One of the first season episodes of “Taxi” featured Danny DeVito’s character of Louie playing violin in a single scene. A tabloid sneaked a photo of the act attached to a story claiming DeVito was abandoning his acting career in order to perfect his violin skills. DeVito’s relatives took the bait and called him for confirmation of the fake story.
The role of Bobby was written with an African-American actor in mind. The producers had a variety of actors reads for the part and Cleavon Little was a finalist for the role. Jeff Conaway was originally in the running to play John Burns (who only lasted for the first season) but asked to try out for the Bobby character.

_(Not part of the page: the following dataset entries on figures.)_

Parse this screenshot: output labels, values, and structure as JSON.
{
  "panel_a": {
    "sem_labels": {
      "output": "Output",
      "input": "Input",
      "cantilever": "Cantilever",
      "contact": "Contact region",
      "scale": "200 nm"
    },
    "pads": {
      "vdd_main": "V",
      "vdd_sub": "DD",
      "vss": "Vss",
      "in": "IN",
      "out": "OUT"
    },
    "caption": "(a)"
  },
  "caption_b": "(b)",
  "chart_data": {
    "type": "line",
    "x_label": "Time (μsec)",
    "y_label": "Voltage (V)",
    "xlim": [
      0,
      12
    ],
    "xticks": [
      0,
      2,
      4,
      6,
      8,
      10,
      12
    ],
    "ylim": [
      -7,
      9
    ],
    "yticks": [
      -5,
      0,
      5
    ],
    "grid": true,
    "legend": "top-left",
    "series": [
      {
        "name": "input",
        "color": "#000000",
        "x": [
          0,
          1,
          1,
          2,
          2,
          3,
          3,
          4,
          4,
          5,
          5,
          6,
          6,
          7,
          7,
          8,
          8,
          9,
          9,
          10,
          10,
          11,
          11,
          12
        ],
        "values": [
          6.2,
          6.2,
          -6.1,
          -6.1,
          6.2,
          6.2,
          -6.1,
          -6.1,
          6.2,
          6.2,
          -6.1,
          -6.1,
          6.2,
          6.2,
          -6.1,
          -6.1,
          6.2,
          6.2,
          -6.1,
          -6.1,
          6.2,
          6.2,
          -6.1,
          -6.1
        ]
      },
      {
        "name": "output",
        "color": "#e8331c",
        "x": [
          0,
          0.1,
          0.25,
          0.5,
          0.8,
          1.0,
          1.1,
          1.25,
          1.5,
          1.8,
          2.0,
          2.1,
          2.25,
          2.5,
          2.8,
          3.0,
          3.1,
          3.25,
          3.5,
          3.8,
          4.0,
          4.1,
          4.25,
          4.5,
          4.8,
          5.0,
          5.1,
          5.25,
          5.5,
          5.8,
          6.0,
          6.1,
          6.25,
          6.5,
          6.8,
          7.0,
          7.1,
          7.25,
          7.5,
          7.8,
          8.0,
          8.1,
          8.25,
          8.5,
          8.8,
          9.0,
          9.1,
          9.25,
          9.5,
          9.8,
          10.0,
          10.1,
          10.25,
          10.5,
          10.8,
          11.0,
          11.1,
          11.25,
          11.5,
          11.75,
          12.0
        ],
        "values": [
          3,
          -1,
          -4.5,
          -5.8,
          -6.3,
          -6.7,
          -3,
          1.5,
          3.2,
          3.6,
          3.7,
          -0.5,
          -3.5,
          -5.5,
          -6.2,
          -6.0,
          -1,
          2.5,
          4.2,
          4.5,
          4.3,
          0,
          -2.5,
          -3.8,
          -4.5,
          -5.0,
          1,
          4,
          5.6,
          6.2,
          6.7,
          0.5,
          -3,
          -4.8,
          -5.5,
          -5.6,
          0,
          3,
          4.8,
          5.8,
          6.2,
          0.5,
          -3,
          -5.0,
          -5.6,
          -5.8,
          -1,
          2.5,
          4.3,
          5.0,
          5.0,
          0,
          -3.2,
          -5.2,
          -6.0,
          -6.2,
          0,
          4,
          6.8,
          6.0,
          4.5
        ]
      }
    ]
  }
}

Conaway was the only white actor who read for the role.
Inspired By Real Life
In 1975, “Taxi” creators James L. Brooks and David Davis read an article in New York magazine about a group of New York taxi drivers who worked the night shift. They were inspired by the article called “Night-Shifting for the Hip Fleet” by Mark Jacobson, and the seeds for “Taxi” were planted.
Make-up artists rarely get credit for their miraculous work. On “Taxi,” they made Victor Buono, who played Rev. Jim Ignatowski’s father, Mr. Caldwell, look believable for the role even though he was only 10 months older than actor Christopher Lloyd, who played his son. Likewise, Susan Kellermann convincingly played Latka’s mother Greta despite being only five years older than Andy Kaufman.
Roaming The Neighborhood
Before he developed drug problems in his pre-Taxi days, Jeff Conaway had a small part on the smash hit “The Mary Tyler Moore Show,” another show directed by James Burrows. Judd Hirsch also appeared on “Rhoda,” a “Mary Tyler Moore” spinoff also directed by Burrows. Burrows apparently remembered talent as well as he recognized it.
James Burrows and James L Brooks, along with their group of top-notch writers and producers, were responsible for such iconic shows as “The Mary Tyler Moore Show” and “Rhoda and Phyllis.” The group wanted to expand their repertoire to include “guy shows” which spawned “Taxi” and ultimately “Cheers.”
The hit movie Grease helped launch the careers of two “Taxi” stars. Conaway starred in the movie version of Grease, the top grossing film of 1978 and the same year he landed his “Taxi” role. Conaway had also starred as Danny in “Grease on Broadway.” Coincidentally, “Taxi” co-star Marilu Henner starred in Grease as Marty in the original Kingston Mines Chicago production.
Jim Carrey played the real life version of Andy Kaufman in a 1999 movie based on Kaufman’s life and career called Man on the Moon. The offbeat film brought the entire “Taxi” cast back together again as they reconstructed the Kaufman-inspired drama and madness from the original hit TV show.
Carol Kane is well-known for her role as Simka, the eventual wife of Latka, on “Taxi.” But in 1979, concurrent with playing her hysterically funny role on Taxi, Kane starred in the slasher classic When a Stranger Calls, deemed by many as one of the most terrifying movies ever made. And another talented “Taxi” actor, Judd Hirsch, coming up…
Pushing The Limits
In 1980, when “Taxi” was at the peak of its popularity, Judd Hirsch starred in the highly acclaimed movie Ordinary People. A creation of Robert Redford, the heavy-handed family melodrama won the most Academy Awards that year, including Best Picture, although Hirsch’s outstanding performance left him empty-handed.
A TV cast often claims they are like family but apparently that was not the case with “Taxi.” Judd Hirsch has publicly stated more than once that the entire “Taxi” cast hated Andy Kaufman. Cindy Williams (Shirley on “Laverne and Shirley”) apparently disagreed; she dated Andy Kaufman for a long time while he worked on “Taxi.”